The childcare industry is among the fastest growing industries in Australia with roughly 1.6 million children, aged 12 and under, expected to attend some form of government-approved or funded childcare service during 2015-2016.
Research shows that 90% of 4 year olds will attend some form of childcare prior to commencing school. Based on these numbers, existing and potential childcare businesses have promising potential, however with this potential comes stringent regulation.
If managed well, a childcare centre can be a highly profitable business; the challenge is remaining profitable in the face of constant government reform and increased competition.
Childcare services include:
Family day care services
Babysitting / Nannying services
What we do for this industry
Our childcare client’s value having an accountant who understands their industry and who is able to help them maximise the value from their business. We work with single centre operators to those who have upwards of 20 centres.
With numerous regulations and significant associated costs (both in time and money) operators are often so caught up with the compliance side of the industry that they struggle with finding the time to analyse their operations to make it work better for them.
While we provide excellence in tax compliance assistance including BAS & Tax returns, we also can assist with:
Setting up new childcare businesses
Financial data analysis, Industry benchmarking and KPI analysis for existing businesses to help them maximise their potential
Structuring the business for the best possible sale price.
Challenges & Opportunities
Childcare centres have unique operational guidelines, including capacity limitations and minimum staff to child ratios. Achieving the optimum balance between children, staff and operating costs can be tricky. Childcare is an extremely staff intensive industry and having the right wages to income ratio, along with other contributing factors can determine whether a centre merely survives or thrives.
Cash flow is also a key consideration within childcare centre operations with both government payments and incentives often being prepaid and requiring repayment upon a child or staff member leaving the service. Payments from the Department of Human Services and the Child Care Management System (CCMS) including Enrolment Advances, Childcare Benefit and Childcare Rebate payments on behalf of families can often be a headache for centre management, occurring when either family details or the amount payable to a centre in respect of a child changes. It’s therefore imperative that the operator has a high quality CCMS software program to assist with accounting for these payments.
Centre owners also require a thorough understanding of the CCMS system in order to ensure that the correct amounts are being accounted for within their accounting software. There are also other specific systems that can make an operator’s life much easier, especially within larger centres.
Case study 1: Increasing profits
Our client’s profit margin was well below industry norms and was placing pressure on the business and its owners. They were not sure where they should concentrate their efforts to create a positive change.
We provided a comprehensive review of our client’s operations including their income vs. expenses. We compared these to our industry benchmarks and identified their major issues. This analysis showed the main areas of concern were:
- Higher than normal wages to income ratios;
- Non-competitive funding costs; and,
- Rent which was well above market rates.

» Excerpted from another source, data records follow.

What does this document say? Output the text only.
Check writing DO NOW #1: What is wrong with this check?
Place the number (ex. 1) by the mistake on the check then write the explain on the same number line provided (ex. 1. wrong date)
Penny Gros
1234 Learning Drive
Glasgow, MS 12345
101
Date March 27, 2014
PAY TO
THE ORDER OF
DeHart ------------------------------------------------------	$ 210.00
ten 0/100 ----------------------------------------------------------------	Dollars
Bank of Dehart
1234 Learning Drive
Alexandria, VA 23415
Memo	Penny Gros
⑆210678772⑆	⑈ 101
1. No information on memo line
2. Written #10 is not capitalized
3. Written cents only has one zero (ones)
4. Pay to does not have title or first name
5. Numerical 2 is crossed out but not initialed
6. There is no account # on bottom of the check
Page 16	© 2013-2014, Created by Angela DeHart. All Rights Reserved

We worked collaboratively with our client to come up with strategies to combat these areas. We reviewed staff allocations, eliminated wastage and excessive costs, refined some of their debt and negotiated a downward rent review with their landlord.
After identifying the key areas of concern and working with our client to address them, their profit increased markedly. The client was very happy with the outcome and their stress levels have been reduced substantially.
Case study 2: Selling a childcare centre
Our client was approached by one of the larger childcare groups to sell their centre, resulting in a significant capital gain. Their business structure meant they did not qualify for the 50% General Capital Gains Tax (CGT) exemption as the proposal was to sell the business out of a company so the CGT was significant.
We worked with the client to look at how the sale could be structured by selling assets that would attract both the general 50% CGT concession and the Small Business CGT concessions. The result was a significant saving in tax payable as the new structure of the transaction allowed the use of the General 50% CGT concession, a further 50% reduction for the Small Business Active Asset concession and the ability to put some of the proceeds into Superannuation.
A significant tax saving was realised for our client by critically looking at the proposed structure of the sale to find ways to legitimately structure the same sale to achieve a good result for both the buyer and the seller.